Me puse la mejor ropa que había empacado, una blusa holgada rosa pálido y una falda tipo tubo negra. Me miré al espejo durante un rato, pensando en qué hacer con mi cabello. Lo amarré en una cola de caballo y me miré en distintos ángulos hasta que le negué a mi reflejo. Se veía demasiado casual, cosa que no
era y me solté el pelo, dejando que me cayera hasta la mitad de la espalda. Lo cepille un poco y sonreí ante la buena combinación que daba el tono de rosa con mi cabello. Tome un bolso y metí en el una libreta y un lápiz y me senté en la mesa contando los minutos que faltaban para que el chofer me recogiera para llevarme a Synapse.
Fue una misericordia que el chofer llegara en tiempo, ya que no podía esperar un segundo más sentada. El chofer me dio una larga mirada, a mí y a mi ropa y me retorcí las manos, algo avergonzada. Pero igual alcé la barbilla y lo seguí al auto.
Si digo que conté cada segundo hasta llegar hasta la sede principal, aunque sonara exagerado, no estaría mintiendo. Porque lo hice.
El chofer me abrió la puerta y me ayudo a bajarme, aunque podría haberlo hecho perfectamente sola. De hecho, podría haber corrido sin ayuda hasta el interior del edificio frente a mí y haber sonreído y estrechado la mano de todos en menos de un segundo. Dudo que se viera del todo apropiado, pero mi corazón acelerado no parecía atender a razones.
Sin embargo, acepté la mano del conductor y le agradecí. Me dijo que esperara en la entrada a que alguien preguntara por mí. Solo por su actitud cortante a mí al despedirse, uní cabos deduciendo que era un Sterin. Si todos ellos eran así, esperaba no cruzarme con demasiados durante mi estadía, aunque sabiendo que estaba en su ciudad, lo dudaba bastante.
Me paré en la recepción de Synapse, viendo todo con los ojos abiertos y absorbiendo cada detalle. Básicamente, me estaba comiendo el lugar con los ojos y solo llevaba cinco minutos en él.
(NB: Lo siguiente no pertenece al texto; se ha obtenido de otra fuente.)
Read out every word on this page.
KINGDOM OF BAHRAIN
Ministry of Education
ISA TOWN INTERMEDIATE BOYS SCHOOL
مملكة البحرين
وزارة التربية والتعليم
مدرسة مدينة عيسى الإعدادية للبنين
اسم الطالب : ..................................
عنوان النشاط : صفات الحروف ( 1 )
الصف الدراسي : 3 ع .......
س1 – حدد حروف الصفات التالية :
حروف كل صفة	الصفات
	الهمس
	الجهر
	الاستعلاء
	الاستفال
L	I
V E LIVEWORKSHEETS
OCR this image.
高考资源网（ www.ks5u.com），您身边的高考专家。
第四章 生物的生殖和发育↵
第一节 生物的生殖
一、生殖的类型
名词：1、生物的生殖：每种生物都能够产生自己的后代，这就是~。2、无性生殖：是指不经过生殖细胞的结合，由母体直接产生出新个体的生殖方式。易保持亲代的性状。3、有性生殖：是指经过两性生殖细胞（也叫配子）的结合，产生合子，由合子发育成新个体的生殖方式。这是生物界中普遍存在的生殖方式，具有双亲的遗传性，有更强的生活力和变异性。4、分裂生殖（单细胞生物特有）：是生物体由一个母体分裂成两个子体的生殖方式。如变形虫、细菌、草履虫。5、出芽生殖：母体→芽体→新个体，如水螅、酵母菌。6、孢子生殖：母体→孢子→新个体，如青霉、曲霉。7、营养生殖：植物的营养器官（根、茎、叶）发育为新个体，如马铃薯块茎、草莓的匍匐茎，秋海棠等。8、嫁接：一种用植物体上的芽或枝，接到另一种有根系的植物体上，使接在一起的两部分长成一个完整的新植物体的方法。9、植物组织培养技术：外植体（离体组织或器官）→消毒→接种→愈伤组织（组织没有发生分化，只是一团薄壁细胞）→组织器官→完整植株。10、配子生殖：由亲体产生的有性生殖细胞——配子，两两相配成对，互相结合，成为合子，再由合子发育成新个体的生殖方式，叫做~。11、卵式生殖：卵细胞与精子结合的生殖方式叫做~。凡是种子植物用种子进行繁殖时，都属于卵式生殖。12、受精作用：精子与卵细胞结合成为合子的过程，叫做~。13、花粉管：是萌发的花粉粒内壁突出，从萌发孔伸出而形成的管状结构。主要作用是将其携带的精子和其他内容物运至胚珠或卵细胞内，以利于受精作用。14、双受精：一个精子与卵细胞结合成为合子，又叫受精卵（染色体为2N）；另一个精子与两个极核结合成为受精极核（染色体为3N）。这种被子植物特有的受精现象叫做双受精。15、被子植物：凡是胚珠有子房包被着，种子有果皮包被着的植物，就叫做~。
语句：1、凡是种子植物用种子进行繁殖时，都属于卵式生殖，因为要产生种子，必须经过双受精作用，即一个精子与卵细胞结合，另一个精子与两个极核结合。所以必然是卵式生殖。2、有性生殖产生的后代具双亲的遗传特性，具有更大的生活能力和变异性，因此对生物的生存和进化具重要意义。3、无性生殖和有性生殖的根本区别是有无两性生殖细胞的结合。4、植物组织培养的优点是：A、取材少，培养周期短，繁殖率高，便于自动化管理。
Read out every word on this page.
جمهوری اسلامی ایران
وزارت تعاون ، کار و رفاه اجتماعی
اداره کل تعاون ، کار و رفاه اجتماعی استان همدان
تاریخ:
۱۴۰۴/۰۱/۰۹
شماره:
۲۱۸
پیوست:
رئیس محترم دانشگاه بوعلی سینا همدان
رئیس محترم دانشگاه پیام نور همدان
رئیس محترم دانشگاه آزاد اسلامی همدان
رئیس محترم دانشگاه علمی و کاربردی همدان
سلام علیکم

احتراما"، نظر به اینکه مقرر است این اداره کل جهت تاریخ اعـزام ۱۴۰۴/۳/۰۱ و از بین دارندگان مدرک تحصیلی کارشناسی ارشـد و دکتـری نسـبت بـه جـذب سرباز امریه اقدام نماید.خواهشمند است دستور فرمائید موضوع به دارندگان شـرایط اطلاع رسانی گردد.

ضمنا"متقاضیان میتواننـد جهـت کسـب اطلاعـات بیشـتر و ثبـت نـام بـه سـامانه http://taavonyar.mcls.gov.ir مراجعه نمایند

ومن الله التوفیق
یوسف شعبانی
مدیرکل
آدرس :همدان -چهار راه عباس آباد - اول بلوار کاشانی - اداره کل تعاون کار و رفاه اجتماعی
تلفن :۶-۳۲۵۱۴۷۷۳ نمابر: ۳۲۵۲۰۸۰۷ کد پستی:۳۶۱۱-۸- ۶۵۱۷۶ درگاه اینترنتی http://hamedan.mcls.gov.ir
—Bájale cinco a tu emoción, Kalila—Me reprendí en silencio. Oí una risa de un punto frente a mí y alcé la vista, hallándome con la mirada de un joven a unos pasos de mí.
No podía llevarme mucha diferencia de edad, ya que a pesar de verse mayor y más maduro, se notaba en su pose relajada mientras caminaba hacia mí que era fresco, como yo. Aunque tal vez no tanto. Tenía el pelo marrón en un evidente intento de peinado, pero desarreglado sin importar que. Su piel estaba
bronceada pero no dorada Sus ojos azul claro me miraban examinándome, con una suave sonrisa en su rostro. Toda su barbilla tenía rastros de barba que seguramente había afeitado en la mañana y estaba vestido de manera casual. Eso hizo que me sintiera demasiado formal para este lugar…no, para él.
— ¿Kalila 20632?—Asentí torpemente y me pase un mechón de pelo por detrás de mi oreja.
—S-sí—Le tendí la mano apresuradamente y le di una sonrisa. El joven se quedó mirándola durante un trecho tan largo que la retiré lentamente.
—Lamentablemente, Kalila, somos de diferentes Kasten. Limitémonos a lo estrictamente profesional— Abrí la boca para replicar pero el joven me miró durante otro instante con un mirada tan evaluativa que hacía que sus ojos parecieran cada vez más hielo real. Su mirada bastó para hacerme sentir incomoda y querer echarle en cara lo de ¨estrictamente profesional¨, pero volvió a hablar—Soy Axel 18152.
—Me presentaría, pero fuiste tú quien me presentó en un inicio—Axel pareció debatirse entre sonreír, ya que sus labios dieron un baile raro.
—Siempre es un placer ir un paso delante de ti, Kalila— Evité la tentación de rodar los ojos, no había venido aquí para perder el tiempo. Quería verlo todo—Sígueme.
Axel empezó a caminar antes de que pudiera procesar lo que pasaba pero no me quejé, sino que troté un poco para alcanzarlo. Detrás de él, pude caer en cuenta de la altura que me llevaba. Una cabeza o una y medio, tal vez.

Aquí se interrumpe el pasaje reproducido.